Cotten’s widow, Jennifer Robertson, was reportedly with him when he died and says she has been hounded on social media by people alleging he faked his own death to run away with customers’ money.
The incident still has no clear resolution in sight. Last week, Coin Rivet reported on the Canadian Securities Administration (CSA) telling staff to subject exchanges to greater scrutiny in the wake of the scandal.
Now, Miller Thomson – the legal firm handling the case – has alleged that Panama-based banking company Crypto Capital may have been in charge of the exchange’s funds during its final months of operation.
Crypto Capital and its executives are currently being investigated by the US Department of Justice for allegedly running an unlicensed money transmitting business.

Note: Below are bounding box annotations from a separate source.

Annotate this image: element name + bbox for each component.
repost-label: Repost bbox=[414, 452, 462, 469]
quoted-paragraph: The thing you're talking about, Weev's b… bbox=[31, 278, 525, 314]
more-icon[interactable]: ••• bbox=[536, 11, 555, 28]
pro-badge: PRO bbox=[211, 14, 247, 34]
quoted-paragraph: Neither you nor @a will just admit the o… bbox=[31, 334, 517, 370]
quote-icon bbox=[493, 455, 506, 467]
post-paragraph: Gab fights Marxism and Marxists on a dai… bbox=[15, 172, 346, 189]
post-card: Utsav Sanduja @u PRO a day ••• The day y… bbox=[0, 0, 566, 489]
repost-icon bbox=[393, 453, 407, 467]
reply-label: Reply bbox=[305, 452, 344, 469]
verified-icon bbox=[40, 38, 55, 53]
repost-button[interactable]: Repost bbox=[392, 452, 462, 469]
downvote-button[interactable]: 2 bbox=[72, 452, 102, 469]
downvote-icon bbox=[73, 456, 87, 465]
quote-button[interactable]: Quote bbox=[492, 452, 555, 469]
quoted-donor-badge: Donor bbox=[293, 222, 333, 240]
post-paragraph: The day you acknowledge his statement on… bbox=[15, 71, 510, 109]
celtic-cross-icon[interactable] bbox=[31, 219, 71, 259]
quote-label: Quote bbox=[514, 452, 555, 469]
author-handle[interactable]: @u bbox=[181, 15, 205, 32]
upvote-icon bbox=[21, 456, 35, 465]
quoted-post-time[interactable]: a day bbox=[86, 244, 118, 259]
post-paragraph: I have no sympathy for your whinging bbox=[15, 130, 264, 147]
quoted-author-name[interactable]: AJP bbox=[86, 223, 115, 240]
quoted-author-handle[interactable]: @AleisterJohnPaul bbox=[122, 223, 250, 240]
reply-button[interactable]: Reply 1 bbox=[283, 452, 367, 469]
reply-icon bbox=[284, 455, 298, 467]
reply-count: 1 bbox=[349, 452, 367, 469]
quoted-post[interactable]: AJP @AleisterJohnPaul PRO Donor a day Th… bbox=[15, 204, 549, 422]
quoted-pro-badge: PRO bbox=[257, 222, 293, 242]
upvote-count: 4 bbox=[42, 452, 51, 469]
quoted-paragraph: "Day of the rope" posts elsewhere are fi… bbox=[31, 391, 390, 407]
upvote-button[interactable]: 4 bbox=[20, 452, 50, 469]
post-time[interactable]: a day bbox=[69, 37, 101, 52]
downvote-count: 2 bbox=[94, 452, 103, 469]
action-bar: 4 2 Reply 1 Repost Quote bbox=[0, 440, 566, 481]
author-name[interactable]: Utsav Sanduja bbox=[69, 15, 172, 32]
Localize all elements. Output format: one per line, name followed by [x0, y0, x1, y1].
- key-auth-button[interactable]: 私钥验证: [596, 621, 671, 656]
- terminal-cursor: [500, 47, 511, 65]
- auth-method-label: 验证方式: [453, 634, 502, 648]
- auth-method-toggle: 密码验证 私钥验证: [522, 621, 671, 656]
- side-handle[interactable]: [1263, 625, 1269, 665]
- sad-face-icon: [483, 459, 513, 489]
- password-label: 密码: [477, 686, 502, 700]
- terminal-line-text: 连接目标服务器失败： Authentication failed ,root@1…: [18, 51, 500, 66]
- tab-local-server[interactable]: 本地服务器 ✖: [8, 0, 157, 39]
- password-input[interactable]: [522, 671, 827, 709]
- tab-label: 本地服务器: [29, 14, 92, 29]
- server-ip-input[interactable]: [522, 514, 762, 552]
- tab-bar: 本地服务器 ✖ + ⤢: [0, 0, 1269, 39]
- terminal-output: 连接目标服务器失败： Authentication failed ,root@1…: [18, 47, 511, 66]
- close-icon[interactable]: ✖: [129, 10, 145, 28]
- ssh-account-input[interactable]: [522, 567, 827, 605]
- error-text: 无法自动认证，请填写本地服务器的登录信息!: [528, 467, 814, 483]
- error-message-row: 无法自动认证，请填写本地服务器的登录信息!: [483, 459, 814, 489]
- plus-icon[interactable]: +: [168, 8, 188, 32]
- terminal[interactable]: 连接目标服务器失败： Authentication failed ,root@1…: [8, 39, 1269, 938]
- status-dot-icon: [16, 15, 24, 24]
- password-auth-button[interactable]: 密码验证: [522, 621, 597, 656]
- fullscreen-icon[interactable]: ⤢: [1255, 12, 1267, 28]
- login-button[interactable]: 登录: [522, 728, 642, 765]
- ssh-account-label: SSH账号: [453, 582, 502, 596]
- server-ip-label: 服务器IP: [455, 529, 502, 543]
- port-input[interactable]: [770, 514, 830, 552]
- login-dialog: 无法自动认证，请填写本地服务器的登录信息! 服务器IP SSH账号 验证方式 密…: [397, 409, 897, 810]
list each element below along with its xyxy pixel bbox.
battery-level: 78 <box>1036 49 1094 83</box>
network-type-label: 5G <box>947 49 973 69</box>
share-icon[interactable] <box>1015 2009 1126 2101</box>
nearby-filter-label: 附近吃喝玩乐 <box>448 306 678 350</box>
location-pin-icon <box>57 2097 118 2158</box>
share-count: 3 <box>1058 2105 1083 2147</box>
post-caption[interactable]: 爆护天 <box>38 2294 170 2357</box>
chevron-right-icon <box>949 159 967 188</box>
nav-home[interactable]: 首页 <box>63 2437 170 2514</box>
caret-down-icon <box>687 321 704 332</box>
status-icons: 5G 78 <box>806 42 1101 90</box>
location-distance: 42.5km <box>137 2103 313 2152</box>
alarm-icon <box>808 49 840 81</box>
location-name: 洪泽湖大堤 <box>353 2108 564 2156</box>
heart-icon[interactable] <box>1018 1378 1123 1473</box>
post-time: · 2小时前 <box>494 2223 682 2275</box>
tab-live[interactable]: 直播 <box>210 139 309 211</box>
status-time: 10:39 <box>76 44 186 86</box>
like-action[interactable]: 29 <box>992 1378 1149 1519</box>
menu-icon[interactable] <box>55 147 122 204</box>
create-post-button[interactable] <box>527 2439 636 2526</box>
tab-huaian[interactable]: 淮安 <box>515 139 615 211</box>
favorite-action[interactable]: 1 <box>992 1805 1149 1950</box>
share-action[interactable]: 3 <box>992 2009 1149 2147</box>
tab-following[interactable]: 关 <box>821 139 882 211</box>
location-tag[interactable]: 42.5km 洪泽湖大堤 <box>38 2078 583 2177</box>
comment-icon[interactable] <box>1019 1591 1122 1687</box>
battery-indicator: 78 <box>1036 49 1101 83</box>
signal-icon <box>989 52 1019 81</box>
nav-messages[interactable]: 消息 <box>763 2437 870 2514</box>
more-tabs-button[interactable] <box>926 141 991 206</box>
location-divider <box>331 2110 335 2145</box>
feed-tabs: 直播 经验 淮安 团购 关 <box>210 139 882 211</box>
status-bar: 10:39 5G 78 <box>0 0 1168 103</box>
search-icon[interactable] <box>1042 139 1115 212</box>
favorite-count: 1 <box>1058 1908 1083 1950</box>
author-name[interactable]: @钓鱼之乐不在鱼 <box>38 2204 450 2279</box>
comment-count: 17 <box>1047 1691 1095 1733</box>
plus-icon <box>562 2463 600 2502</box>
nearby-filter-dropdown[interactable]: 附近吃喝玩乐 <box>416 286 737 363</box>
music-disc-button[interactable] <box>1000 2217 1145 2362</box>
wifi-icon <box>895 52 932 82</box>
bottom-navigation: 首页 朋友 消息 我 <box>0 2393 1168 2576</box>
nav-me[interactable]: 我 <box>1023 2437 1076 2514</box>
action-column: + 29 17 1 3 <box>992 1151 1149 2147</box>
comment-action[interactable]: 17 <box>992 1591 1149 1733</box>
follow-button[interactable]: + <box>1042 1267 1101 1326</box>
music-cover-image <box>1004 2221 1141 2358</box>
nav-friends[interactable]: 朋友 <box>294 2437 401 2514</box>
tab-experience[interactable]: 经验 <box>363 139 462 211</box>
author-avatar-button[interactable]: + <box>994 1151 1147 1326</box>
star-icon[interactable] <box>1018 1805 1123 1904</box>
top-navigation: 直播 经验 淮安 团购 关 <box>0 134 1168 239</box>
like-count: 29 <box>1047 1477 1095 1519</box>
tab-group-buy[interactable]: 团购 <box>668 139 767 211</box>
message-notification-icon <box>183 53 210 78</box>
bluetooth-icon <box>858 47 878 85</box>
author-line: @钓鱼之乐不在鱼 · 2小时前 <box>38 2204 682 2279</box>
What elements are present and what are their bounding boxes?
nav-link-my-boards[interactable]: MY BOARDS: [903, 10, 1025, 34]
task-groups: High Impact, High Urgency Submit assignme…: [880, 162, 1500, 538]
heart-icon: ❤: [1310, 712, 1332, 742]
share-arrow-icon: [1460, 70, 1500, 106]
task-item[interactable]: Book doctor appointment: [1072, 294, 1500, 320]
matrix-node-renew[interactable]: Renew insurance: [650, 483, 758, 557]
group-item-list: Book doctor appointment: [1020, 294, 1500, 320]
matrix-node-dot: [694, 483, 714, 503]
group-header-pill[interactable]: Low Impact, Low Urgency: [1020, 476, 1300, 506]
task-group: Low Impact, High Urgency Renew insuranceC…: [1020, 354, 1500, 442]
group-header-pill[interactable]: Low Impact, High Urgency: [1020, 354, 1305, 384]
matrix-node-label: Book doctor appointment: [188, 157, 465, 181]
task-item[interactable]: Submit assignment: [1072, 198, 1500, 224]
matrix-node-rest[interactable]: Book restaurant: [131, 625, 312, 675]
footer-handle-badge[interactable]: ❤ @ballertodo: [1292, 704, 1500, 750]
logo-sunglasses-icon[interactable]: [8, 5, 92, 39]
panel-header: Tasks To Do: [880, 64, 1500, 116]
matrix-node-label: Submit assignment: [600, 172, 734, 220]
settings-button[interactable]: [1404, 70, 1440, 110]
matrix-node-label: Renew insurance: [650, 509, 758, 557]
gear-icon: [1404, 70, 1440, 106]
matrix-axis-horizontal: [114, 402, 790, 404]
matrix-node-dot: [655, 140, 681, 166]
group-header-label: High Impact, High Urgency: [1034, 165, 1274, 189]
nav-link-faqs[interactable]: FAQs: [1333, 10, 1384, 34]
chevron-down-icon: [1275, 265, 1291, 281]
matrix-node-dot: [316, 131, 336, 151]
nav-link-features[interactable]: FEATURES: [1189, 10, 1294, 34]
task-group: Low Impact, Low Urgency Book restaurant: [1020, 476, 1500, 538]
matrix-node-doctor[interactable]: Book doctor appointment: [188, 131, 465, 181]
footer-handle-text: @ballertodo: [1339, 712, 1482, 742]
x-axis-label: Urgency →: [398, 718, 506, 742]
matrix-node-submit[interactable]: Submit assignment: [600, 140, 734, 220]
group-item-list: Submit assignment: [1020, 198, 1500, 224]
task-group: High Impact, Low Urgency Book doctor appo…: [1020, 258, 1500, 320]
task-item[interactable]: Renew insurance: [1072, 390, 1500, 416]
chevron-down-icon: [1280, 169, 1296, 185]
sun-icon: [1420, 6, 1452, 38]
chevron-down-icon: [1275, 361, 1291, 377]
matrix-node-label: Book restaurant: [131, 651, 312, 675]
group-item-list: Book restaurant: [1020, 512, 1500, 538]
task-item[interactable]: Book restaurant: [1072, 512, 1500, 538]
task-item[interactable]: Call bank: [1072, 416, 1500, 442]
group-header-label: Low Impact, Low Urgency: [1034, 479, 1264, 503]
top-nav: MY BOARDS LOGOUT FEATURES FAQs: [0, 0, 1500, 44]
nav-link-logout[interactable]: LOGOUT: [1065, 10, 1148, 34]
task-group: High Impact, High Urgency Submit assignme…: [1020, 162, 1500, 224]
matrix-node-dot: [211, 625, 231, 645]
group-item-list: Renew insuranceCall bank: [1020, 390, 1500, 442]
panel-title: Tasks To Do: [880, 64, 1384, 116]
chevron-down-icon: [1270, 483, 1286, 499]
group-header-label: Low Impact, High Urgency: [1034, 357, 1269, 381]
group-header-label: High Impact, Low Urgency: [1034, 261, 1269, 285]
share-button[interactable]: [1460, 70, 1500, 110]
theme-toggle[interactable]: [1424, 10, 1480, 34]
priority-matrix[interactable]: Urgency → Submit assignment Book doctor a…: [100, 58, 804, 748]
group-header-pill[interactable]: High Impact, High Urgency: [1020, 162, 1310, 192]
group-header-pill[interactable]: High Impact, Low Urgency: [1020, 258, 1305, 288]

Former co-owner of the Minnesota Vikings, Reggie Fowler, was arrested early last year in connection with the case. The authorities still want to question his partner, Ravid Yosef, whose whereabouts remain unknown.
Miller Thomson published a notice on its website this week detailing how it is investigating whether any funds from the Canadian exchange were retained by the bank.
Since QuadrigaCX’s trustee Ernst & Young has been unable to locate the funds, Miller Thomson is now asking affected users to come forward to help them clarify whether Crypto Capital held any from the exchange.
Coin Rivet has contacted Crypto Capital for a comment, but a response has yet to be received.